I keep getting the feeling that we, here in Canada, are in a state of transition. There seems to be an undercurrent of dissatisfaction, unrest, and even some urgency. I don’t think I can point to any one particular event or thing as a definitive “sign”, but I get a sense that change is imminent.

  • Last night, Quebec held a provincial election and the results were noteworthy. We have a minority government in Quebec, the first in over 125 years. What was interesting was how an “upstart” political party (Action Democratique du Quebec or “ADQ” for short) created by a 36 yr. old managed to win 41 of 125 possible seats. While the Liberals will form the minority government, I think the traditional political parties should be worried. Is this a sign that people want change, or are they simply upset with the status quo? Needless to say, the political landscape in Quebec is changing.

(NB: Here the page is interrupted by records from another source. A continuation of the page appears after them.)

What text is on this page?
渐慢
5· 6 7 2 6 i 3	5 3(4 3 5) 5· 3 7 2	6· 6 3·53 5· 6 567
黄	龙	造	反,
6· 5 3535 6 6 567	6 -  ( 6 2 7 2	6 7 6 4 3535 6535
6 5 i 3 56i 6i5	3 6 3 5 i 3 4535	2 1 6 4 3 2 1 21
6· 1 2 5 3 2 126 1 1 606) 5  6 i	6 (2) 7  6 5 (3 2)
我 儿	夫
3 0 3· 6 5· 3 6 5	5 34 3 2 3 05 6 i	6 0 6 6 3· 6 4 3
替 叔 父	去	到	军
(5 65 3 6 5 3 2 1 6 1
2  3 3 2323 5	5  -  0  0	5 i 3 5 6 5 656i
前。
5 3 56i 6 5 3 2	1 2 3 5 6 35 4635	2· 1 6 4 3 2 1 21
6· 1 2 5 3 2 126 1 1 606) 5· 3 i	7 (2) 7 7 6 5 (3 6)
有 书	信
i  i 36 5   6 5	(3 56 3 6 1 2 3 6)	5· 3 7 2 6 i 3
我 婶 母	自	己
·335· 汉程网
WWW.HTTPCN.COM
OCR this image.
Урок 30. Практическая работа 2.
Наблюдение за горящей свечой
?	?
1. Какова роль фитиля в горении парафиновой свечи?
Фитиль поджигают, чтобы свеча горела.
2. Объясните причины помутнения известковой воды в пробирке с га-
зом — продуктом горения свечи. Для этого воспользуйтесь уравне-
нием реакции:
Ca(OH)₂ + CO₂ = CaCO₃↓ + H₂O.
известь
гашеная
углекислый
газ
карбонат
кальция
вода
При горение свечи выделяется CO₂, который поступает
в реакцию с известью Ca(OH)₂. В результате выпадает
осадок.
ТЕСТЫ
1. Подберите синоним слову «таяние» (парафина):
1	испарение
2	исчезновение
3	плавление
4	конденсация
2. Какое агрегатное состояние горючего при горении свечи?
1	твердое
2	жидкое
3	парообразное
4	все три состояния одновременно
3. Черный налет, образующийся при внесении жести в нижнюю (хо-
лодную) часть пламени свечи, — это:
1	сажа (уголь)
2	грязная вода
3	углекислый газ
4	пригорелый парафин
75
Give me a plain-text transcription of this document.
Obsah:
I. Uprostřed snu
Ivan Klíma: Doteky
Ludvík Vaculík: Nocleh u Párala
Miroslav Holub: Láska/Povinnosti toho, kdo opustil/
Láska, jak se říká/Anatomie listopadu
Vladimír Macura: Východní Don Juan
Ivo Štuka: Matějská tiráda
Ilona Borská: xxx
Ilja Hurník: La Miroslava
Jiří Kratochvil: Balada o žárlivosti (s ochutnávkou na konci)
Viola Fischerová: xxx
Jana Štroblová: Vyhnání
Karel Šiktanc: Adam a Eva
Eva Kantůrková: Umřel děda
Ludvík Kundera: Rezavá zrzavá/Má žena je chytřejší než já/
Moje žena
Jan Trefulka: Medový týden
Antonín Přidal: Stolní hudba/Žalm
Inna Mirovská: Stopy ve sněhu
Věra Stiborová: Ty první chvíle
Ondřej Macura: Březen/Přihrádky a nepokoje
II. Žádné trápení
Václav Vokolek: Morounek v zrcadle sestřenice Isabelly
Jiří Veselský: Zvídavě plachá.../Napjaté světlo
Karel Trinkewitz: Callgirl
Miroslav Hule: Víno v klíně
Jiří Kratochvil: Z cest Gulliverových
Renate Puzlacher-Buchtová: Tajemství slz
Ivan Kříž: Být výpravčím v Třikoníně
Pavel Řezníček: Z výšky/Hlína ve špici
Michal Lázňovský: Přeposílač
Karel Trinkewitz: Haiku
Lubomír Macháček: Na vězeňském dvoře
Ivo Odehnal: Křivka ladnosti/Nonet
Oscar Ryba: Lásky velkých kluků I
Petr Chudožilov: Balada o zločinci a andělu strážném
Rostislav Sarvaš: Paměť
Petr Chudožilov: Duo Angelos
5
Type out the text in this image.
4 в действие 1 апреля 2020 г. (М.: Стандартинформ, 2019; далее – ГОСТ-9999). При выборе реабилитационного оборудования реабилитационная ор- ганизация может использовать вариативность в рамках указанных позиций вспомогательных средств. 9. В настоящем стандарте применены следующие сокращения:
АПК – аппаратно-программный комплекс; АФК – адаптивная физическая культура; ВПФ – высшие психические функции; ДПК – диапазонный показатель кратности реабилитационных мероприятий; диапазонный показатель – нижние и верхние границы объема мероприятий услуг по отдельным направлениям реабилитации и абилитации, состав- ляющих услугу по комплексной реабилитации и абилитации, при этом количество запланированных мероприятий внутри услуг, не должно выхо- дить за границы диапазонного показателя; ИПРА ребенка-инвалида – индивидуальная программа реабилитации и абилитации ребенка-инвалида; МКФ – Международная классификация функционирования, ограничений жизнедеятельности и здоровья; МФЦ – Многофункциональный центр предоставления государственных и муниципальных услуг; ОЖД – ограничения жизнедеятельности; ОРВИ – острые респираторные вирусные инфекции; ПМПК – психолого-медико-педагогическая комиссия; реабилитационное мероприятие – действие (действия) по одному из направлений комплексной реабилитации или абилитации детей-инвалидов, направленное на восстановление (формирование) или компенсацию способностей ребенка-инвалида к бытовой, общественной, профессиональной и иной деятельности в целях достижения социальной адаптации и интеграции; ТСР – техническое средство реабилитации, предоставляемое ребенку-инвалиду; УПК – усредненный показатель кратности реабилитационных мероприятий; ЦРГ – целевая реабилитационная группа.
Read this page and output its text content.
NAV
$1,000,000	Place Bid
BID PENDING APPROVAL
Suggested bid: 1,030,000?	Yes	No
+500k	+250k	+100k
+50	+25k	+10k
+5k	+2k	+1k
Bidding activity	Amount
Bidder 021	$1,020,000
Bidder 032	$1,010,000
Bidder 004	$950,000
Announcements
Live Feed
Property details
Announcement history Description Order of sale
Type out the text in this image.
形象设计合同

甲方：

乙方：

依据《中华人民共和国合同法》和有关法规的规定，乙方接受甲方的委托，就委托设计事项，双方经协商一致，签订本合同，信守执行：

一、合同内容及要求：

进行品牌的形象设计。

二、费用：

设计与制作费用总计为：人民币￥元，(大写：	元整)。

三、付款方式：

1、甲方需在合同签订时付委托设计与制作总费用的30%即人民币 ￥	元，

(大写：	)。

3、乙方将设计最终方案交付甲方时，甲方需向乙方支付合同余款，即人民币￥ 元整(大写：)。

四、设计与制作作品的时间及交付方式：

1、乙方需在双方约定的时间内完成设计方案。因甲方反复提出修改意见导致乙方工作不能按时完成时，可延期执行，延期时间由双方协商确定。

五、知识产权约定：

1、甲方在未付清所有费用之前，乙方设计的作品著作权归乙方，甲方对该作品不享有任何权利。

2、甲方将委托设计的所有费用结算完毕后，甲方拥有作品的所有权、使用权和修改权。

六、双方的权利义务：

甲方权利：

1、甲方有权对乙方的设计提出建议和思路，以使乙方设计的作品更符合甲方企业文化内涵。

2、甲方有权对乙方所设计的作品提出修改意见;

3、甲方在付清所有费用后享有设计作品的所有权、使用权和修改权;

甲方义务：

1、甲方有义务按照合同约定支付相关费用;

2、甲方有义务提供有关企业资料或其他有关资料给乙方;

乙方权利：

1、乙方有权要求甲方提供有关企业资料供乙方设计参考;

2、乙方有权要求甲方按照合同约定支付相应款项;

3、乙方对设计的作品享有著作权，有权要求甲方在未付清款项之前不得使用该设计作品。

  • Related to politics, the Ontario Medical Association is moving forward with their “Campaign for Healthier Care” and announced their six principles of healthier care (read document here). The six principles are: 1) Keep patients front and centre; 2) Focus on the future; 3) Be specific; 4) Think investment, not cost; 5) Apply what we know faster; and 6) Start now. Honestly, I’m not sure what I think about these six ideas. I’ll think about them and share my thoughts in a future post.

On a somewhat non-sequitur note, I’m somewhat astounded (and not necessarily in a positive way) that the general public is now expected to pay to hear senior government officials and other experts report on the progress of government initiatives. I received an email “invitation” to attend a healthcare roundtable titled “Wait Time Strategy: Is the strategy working?”. I checked out the web-site to learn more about the event and register, but was (perhaps naively) shocked to find out that I had to fork over $95 to attend this event. Okay, this specific event may be facilitated by a private organization (Direct Engagement Inc.) so in that regard, I can understand the profit motivation. But, since when (and why) are the governments abdicating its responsibilities to provide access to information and to report on its activities? Am I completely naive about this? In a few years, will we need to play $5 to speak to our Member of Parliament? Or, perhaps in a way to raise more funds for healthcare, we will need to pay $50 to view the contents of our health record and another $250 to get a copy of it. Perhaps in some crazy way, election campaigns will become television shows funded by advertisements available only on pay-per-view stations. If these speakers are being paid to attend, then shouldn’t there be at least some other forums and opportunities to facilitate public discourse? Neil Postman’s writings seem particularly prescient in light of these occurrences.